Tertiary lymphoid structures (TLSs) in tumor tissues facilitate immune cell trafficking and cytotoxicity, which benefits survival and favorable responses in immune therapy. Here, we observed a high correlation of tumor necrosis factor superfamily member 14 (LIGHT) expression with TLS signature genes, which are all markers for immune cell accumulation and better prognosis, through retrieving RNA sequencing (RNA-seq) data from patients with cancer, suggesting the potential of LIGHT in reconstituting a high immune-infiltrated tumor microenvironment. Accordingly, LIGHT co-expressed chimeric antigen receptor T (LIGHT CAR-T) cells not only showed enhanced cytotoxicity and cytokine production but also improved CCL19 and CCL21 expression by surrounding cells. And the supernatant of LIGHT CAR-T cells promoted T cell migration in a paracrine manner. Furthermore, LIGHT CAR-T cells showed superior anti-tumor efficacy and improved infiltration in comparison with conventional CAR-T cells in immunodeficient NSG mice. Accordingly, murine LIGHT-OT-1 T cells normalized tumor blood vessels and enforced intratumoral lymphoid structures in C57BL/6 syngeneic tumor mouse models, implying the potential of LIGHT CAR-T in clinical application. Taken together, our data revealed a straightforward strategy to optimize trafficking and cytotoxicity of CAR-T cells by redirecting TLSs through LIGHT expression, which has great potential to expand and optimize the application of CAR-T therapy in solid tumors.

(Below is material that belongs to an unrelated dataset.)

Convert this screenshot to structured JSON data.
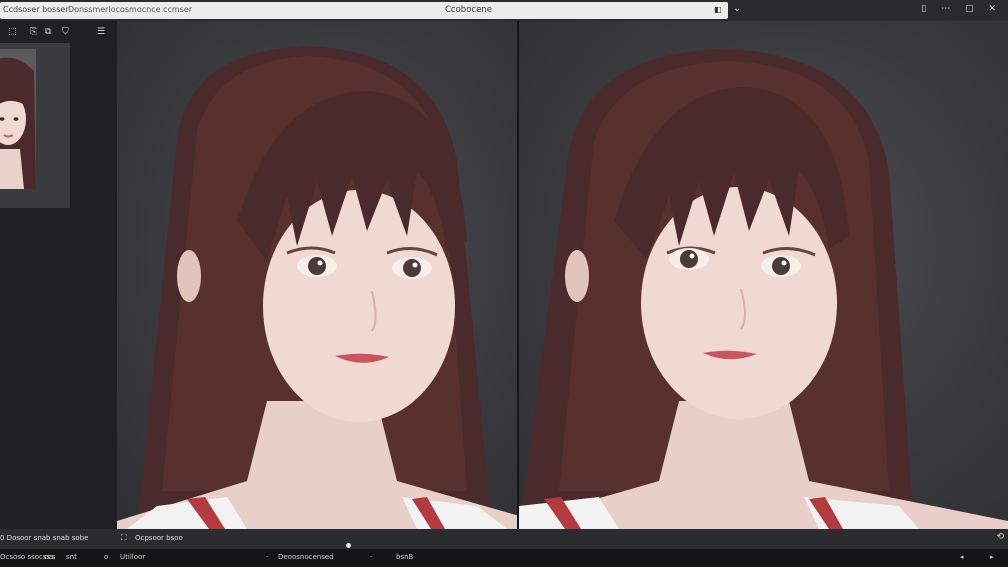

肿瘤组织中的三级淋巴结构（TLS）促进免疫细胞运输和细胞毒性，这有利于免疫治疗的生存和良好反应。在这里，我们通过检索癌症患者的 RNA 测序 (RNA-seq) 数据，观察到肿瘤坏死因子超家族成员 14 (LIGHT) 表达与 TLS 特征基因的高度相关性，这些基因都是免疫细胞积累和更好预后的标志物，这表明光在重建高度免疫浸润的肿瘤微环境方面具有潜力。因此，LIGHT共表达嵌合抗原受体T（LIGHT CAR-T）细胞不仅表现出增强的细胞毒性和细胞因子产生，而且还改善了周围细胞的CCL19和CCL21表达。 LIGHT CAR-T细胞上清液以旁分泌方式促进T细胞迁移。此外，与传统 CAR-T 细胞相比，LIGHT CAR-T 细胞在免疫缺陷 NSG 小鼠中表现出卓越的抗肿瘤功效并改善了浸润。因此，小鼠 LIGHT-OT-1 T 细胞在 C57BL/6 同基因肿瘤小鼠模型中使肿瘤血管正常化并增强瘤内淋巴结构，这意味着 LIGHT CAR-T 在临床应用中的潜力。总而言之，我们的数据揭示了一种通过 LIGHT 表达重定向 TLS 来优化 CAR-T 细胞运输和细胞毒性的简单策略，这对于扩大和优化 CAR-T 疗法在实体瘤中的应用具有巨大潜力。